How This Skill Works

MixCut operates in clearly defined phases. First, you must complete the Project Configuration Gate; if any required field is missing, the system uses AskUserQuestion to collect it. Once configured, it creates a work area at ./work, downloads sources via the Youtube-clipper-skill, analyzes subtitles, and presents highlight segments for selection. It then writes ./work/mixcut_config.json with global settings and per-source metadata, runs process_mixcut.py to generate timeline.json and final.srt, and applies a professional subtitle-cleaning pass. The project is rendered via Remotion from skills/mixcut/remotion using the absolute path to ./work/timeline.json as input props, producing ./work/outputs/final_mixcut.mp4. A mandatory integrity check validates both final_mixcut.mp4 and final.srt exist with non-zero sizes. The work directory is retained until you explicitly confirm results or verification passes.

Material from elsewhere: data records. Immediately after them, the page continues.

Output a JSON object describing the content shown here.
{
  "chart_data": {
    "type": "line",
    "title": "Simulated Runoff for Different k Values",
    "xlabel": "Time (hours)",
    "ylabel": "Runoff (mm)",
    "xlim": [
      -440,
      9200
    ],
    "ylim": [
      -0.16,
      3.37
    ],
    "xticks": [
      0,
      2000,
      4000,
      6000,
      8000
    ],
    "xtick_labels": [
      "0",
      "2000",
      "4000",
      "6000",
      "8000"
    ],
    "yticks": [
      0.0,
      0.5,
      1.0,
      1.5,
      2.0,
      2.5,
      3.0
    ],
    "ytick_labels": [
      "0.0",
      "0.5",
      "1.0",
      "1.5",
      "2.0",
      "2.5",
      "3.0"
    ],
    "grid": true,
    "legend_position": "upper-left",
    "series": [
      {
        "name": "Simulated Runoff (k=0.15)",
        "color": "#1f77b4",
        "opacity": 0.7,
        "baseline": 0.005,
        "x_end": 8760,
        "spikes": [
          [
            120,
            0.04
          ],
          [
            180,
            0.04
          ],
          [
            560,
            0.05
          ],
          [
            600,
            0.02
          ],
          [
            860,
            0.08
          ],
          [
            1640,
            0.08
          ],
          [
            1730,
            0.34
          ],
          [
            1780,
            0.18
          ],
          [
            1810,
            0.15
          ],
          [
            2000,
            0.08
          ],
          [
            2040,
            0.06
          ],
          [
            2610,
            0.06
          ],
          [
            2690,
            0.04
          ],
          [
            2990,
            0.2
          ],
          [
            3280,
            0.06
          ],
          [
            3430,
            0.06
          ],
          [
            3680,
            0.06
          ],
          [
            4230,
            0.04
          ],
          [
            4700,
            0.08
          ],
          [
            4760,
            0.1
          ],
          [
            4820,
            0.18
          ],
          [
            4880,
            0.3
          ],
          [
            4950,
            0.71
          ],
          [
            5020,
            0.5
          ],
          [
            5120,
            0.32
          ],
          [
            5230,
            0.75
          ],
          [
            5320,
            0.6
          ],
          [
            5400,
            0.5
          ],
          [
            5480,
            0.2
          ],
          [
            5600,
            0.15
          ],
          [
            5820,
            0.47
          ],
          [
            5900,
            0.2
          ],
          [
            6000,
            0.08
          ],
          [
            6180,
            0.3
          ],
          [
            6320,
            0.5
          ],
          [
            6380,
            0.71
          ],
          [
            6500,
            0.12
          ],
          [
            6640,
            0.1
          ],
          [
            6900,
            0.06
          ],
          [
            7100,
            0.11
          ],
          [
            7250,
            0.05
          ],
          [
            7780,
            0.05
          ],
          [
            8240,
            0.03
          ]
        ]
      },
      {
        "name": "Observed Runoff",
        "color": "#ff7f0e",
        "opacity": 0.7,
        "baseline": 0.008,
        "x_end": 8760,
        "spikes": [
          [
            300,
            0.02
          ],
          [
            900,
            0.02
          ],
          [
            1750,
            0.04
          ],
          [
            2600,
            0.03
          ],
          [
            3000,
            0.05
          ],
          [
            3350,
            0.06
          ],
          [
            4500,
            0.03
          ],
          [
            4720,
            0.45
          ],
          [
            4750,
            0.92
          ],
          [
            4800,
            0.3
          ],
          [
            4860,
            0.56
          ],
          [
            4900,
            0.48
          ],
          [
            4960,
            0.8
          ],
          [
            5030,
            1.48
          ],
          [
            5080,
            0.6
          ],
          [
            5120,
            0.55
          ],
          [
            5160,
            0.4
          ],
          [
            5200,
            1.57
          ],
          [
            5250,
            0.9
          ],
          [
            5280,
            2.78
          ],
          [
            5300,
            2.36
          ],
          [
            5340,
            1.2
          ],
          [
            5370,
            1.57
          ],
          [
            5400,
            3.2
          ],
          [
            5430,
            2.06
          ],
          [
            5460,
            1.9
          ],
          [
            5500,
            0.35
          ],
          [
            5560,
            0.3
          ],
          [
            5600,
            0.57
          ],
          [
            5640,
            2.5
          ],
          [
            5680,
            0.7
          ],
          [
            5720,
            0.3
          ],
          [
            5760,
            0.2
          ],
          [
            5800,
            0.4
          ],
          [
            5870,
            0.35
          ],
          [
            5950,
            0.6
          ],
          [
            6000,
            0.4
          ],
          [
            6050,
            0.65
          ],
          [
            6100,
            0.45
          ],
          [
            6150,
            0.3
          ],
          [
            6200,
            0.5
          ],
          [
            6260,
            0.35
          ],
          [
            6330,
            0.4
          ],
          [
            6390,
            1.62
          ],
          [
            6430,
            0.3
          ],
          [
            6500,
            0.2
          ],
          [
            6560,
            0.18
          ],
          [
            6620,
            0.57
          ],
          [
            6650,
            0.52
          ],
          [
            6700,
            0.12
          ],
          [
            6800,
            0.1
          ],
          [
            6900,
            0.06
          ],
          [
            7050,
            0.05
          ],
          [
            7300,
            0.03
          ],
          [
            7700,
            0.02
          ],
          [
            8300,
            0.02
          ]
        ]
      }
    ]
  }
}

All file and path handling uses absolute paths to ensure cross-platform compatibility.

When to Use It

  • You are creating social-media shorts (e.g., 9:16) from long YouTube videos and want a quick, polished result with accurate captions.
  • You need a multi-source recap or highlights reel (30–180s) from several YouTube clips with consistent subtitle language and branding.
  • You require professional, cleaned subtitles in a single target language (no bilingual output) and a timeline-driven render output.
  • You are preparing educational micro-lectures or product demos that demand precise segment selection and reliable playback-ready timelines.

Quick Start

  1. Provide the mandatory project configuration fields (Video Title, Caption Language, Aspect Ratio, Target Duration, Pace, Style, Transitions) via AskUserQuestion if any are missing.
  2. Supply one or more YouTube URLs as sources; the workflow will create ./work and subfolders automatically.
  3. Review analyzed chapters/highlights, confirm which segments to include, and then allow the system to generate ./work/mixcut_config.json and run process_mixcut.py to create timeline.json and final.srt.
  4. Render the project via Remotion and verify the final outputs in ./work/outputs.

Best Practices

  • Fully specify all configuration fields before proceeding to avoid repeated prompts (Video Title, Caption Language, Aspect Ratio, Target Duration, Pace, Style, Transitions).
  • Choose Aspect Ratio that matches your target platform (16:9 for desktop, 9:16 for Shorts/TikTok, 1:1 for certain feeds) and pick a pace that suits your audience (Fast for promo, Slow for educational content).
  • Keep a single caption language to comply with non-bilingual output; use the target language terminology consistent with your field.
  • Predefine source segments with clear start and end times in the mixcut_config.json to streamline processing and reduce re-clip rendering.
  • Audit the generated timeline.json and final.srt for alignment and readability, then perform the subtitle cleaning step to remove noise, deduplicate, and improve flow.
  • Test renders with a small subset of sources first to verify transitions, pacing, and subtitle timing before full-scale rendering.

Example Use Cases

  • Educational recap: a 60s beat-cut montage (9:16) from three YouTube tech talks with English subtitles, aimed at quick learner briefings.
  • Product teaser: a 30s 16:9 highlight reel compiled from five review clips, using fade transitions and tightly synced captions to showcase features.
  • Speaker interview highlight: a 90s montage (16:9) from a long interview, with cleaned English subtitles and smooth sentence flow for social posting.
  • Panel highlights: a 180s montage (16:9) from a conference session, combining top moments with professional, concise subtitles in English.
  • Tech-brief: a 60s educational clip created from developer talks, with domain-specific terminology in the subtitles and a focus on clear, actionable takeaways.